My temper is entirely altered. I know not what it is to laugh, or smile, or be pleasant. I am grown choleric and impatient, and will not be controuled.
I write this in characters as I used to do, that nobody but you should know what I write. For never was any man plagued with impertinents as I am.
R. LOVELACE. IN A SEPARATE PAPER ENCLOSED IN THE ABOVE.
Let me tell thee, in characters still, that I am in a dreadful way just now. My brain is all boiling like a cauldron over a fiery furnace. What a devil is the matter with me, I wonder! I never was so strange in my life.
In truth, Jack, I have been a most execrable villain. And when I consider all my actions to the angel of a woman, and in her the piety, the charity, the wit, the beauty, I have helped to destroy, and the good to the world I have thereby been a mean of frustrating, I can pronounce d——n——n upon myself. How then can I expect mercy any where else?
I believe I shall have no patience with you when I see you. Your d——d stings and reflections have almost turned my brain.
But here Lord M. they tell me, is come!—D——n him, and those who sent for him!
I know not what I have written. But her dear heart and a lock of her hair I will have, let who will be the gainsayers! For is she not mine? Whose else can she be? She has no father nor mother, no sister, no brother, no relations but me. And my beloved is mine, and I am her's— and that's enough.—But Oh!—
And is it so?—Is it indeed so?—Good God!—Good God!—But they will not let me write on. I must go down to this officious Peer—Who the devil sent for him?
MR. BELFORD, TO RICHARD MOWBRAY, ESQ. SUNDAY, SEPT. 10. FOUR IN THE AFTERNOON.
I have your's, with our unhappy friend's enclosed. I am glad my Lord is with him. As I presume that his phrensy will be but of short continuance, I most earnestly wish, that on his recovery he could be prevailed upon to go abroad. Mr. Morden, who is inconsolable, has seen by the will, (as indeed he suspected before he read it,) that the case was more than a common seduction; and has dropt hints already, that he looks on himself, on that account, as freed from his promises made to the dying lady, which were, that he would not seek to avenge her death.
You must make the recovery of his health the motive for urging him on this head; for, if you hint at his own safety, he will not stir, but rather seek the Colonel.
As to the lock of hair, you may easily pacify him, (as you once saw the angel,) with hair near the colour, if he be intent upon it.
At my Lord's desire I will write on, and in my common hand; that you may judge what is, and what is not, fit to be read to Mr. Lovelace at present. But as I shall not forbear reflections as I go along, in hopes to reach his heart on his recovery, I think it best to direct myself to him still, and that as if he were not disordered.
As I shall not have leisure to take copies, and yet am willing to have the whole subject before me, for my own future contemplation, I must insist upon a return of my letters some time hence. Mr. Lovelace knows that this is one of my conditions; and has hitherto complied with it.

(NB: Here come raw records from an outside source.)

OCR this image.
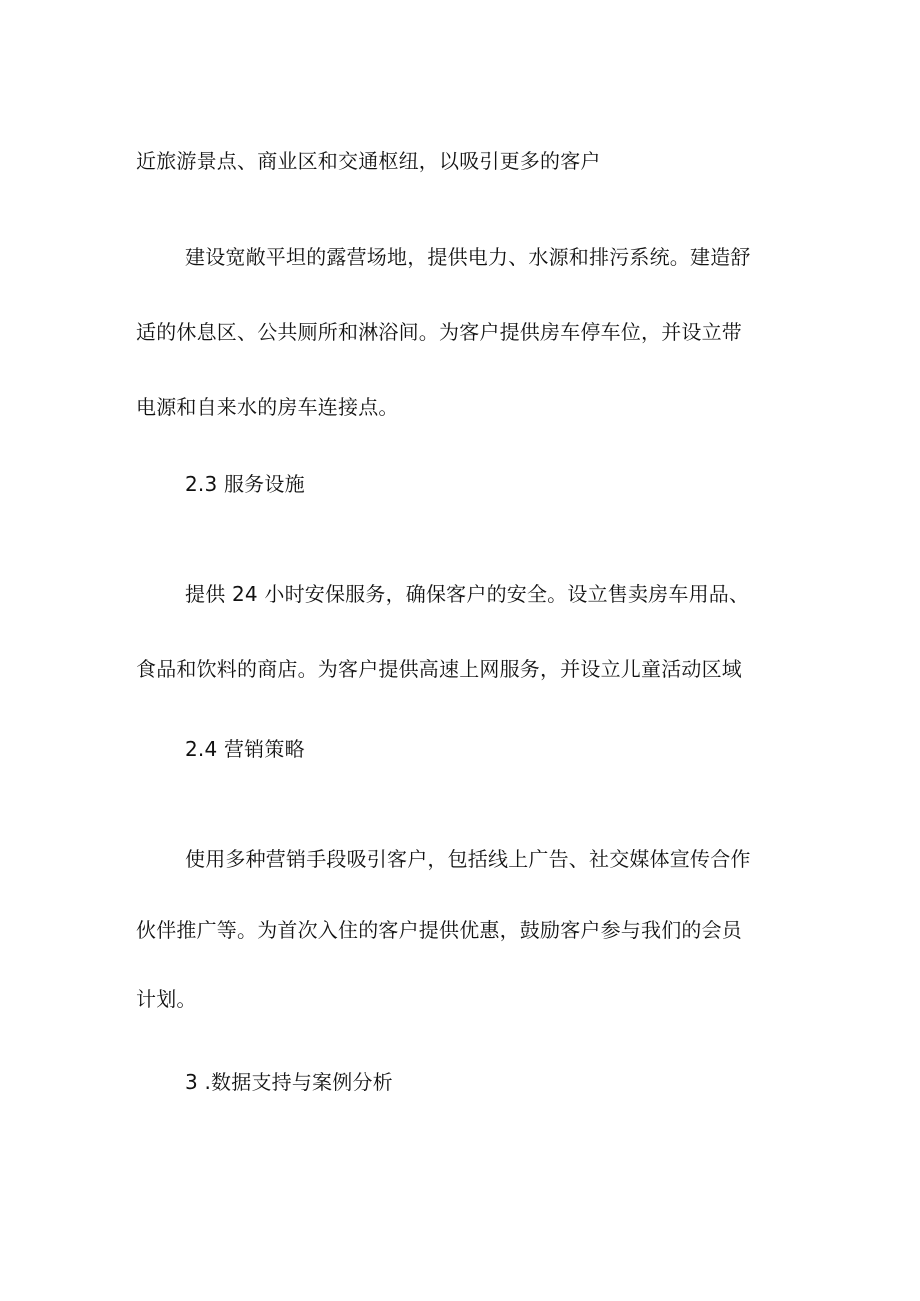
近旅游景点、商业区和交通枢纽，以吸引更多的客户
建设宽敞平坦的露营场地，提供电力、水源和排污系统。建造舒
适的休息区、公共厕所和淋浴间。为客户提供房车停车位，并设立带
电源和自来水的房车连接点。
2.3 服务设施
提供 24 小时安保服务，确保客户的安全。设立售卖房车用品、
食品和饮料的商店。为客户提供高速上网服务，并设立儿童活动区域
2.4 营销策略
使用多种营销手段吸引客户，包括线上广告、社交媒体宣传合作
伙伴推广等。为首次入住的客户提供优惠，鼓励客户参与我们的会员
计划。
3 .数据支持与案例分析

Thy letter, Mowbray, is an inimitable performance. Thou art a strange impenetrable creature. But let me most earnestly conjure thee, and the idle flutterer, Tourville, from what you have seen of poor Belton's exit; from our friend Lovelace's phrensy, and the occasion of it; and from the terrible condition in which the wretched Sinclair lies; to set about an immediate change of life and manners. For my own part, I am determined, be your resolutions what they may, to take the advice I give.
As witness, J. BELFORD.
O Lovelace! I have a scene to paint in relation to the wretched Sinclair, that, if I do it justice, will make thee seriously ponder and reflect, or nothing can. I will lead thee to it in order; and that in my usual hand, that thy compeers may be able to read it as well as thyself.

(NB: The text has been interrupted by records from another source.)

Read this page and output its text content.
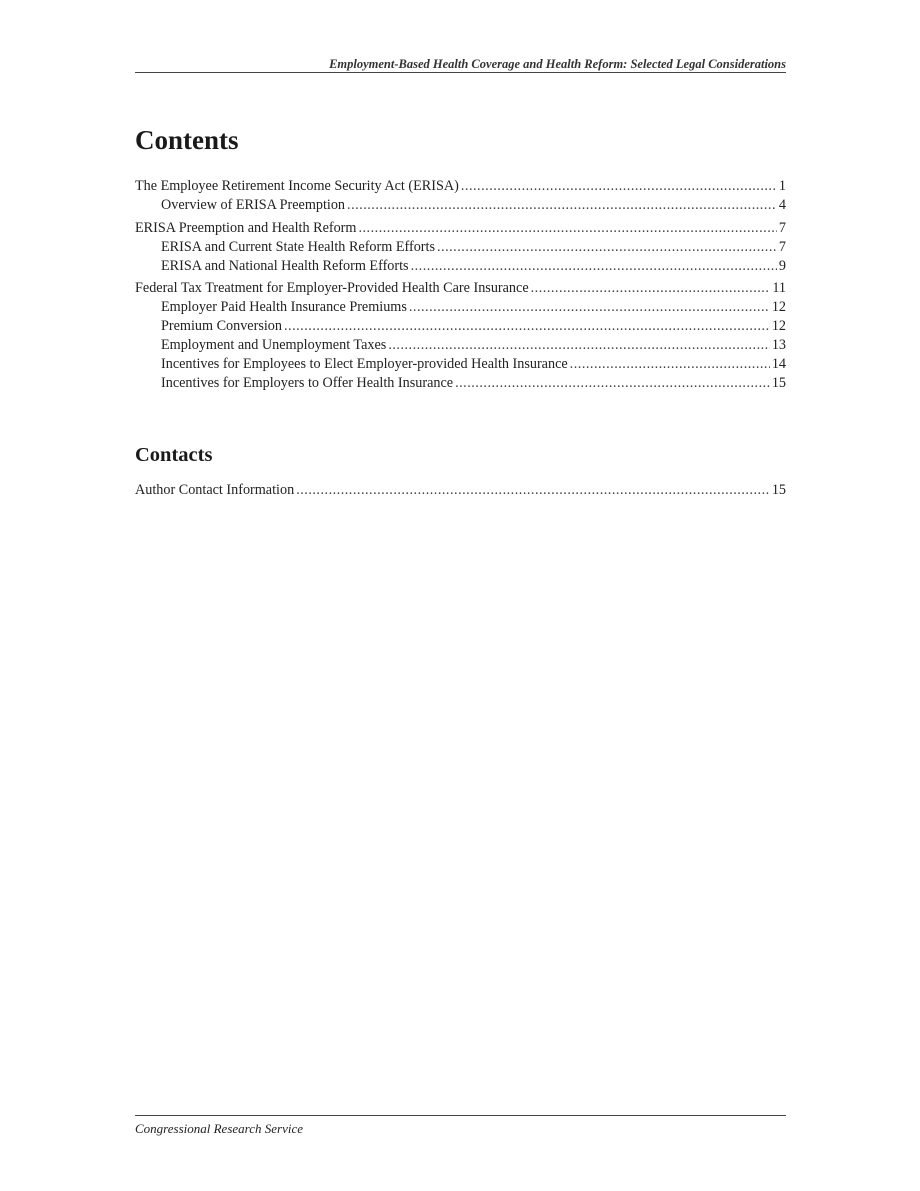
Employment-Based Health Coverage and Health Reform: Selected Legal Considerations
Contents
The Employee Retirement Income Security Act (ERISA) .....	1
Overview of ERISA Preemption .....	4
ERISA Preemption and Health Reform .....	7
ERISA and Current State Health Reform Efforts .....	7
ERISA and National Health Reform Efforts .....	9
Federal Tax Treatment for Employer-Provided Health Care Insurance .....	11
Employer Paid Health Insurance Premiums .....	12
Premium Conversion .....	12
Employment and Unemployment Taxes .....	13
Incentives for Employees to Elect Employer-provided Health Insurance .....	14
Incentives for Employers to Offer Health Insurance .....	15
Contacts
Author Contact Information .....	15
Congressional Research Service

When I had written the preceding letter, not knowing what to do with myself, recollecting, and in vain wishing for that delightful and improving conversation, which I had now for ever lost; I thought I had as good begin the task, which I had for some time past resolved to begin; that is to say, to go to church; and see if I could not reap some benefit from what I should hear there. Accordingly I determined to go to hear the celebrated preacher at St. James's church. But, as if the devil (for so I was then ready to conclude) thought himself concerned to prevent my intention, a visit was made me, just as I was dressed, which took me off from my purpose.
From whom should this visit be, but from Sally Martin, accompanied by Mrs. Carter, the sister of the infamous Sinclair! the same, I suppose I need not tell you, who keeps the bagnio near Bloomsbury.
These told me that the surgeon, apothecary, and physician, had all given the wretched woman over; but that she said, she should not die, nor be at rest, till she saw me; and they besought me to accompany them in the coach they came in, if I had one spark of charity, of christian charity, as they called it, left.
I was very loth to be diverted from my purpose by a request so unwelcome, and from people so abhorred; but at last went, and we got thither by ten; where a scene so shocking presented itself to me, that the death of poor desponding Belton is not, I think, to be compared with it.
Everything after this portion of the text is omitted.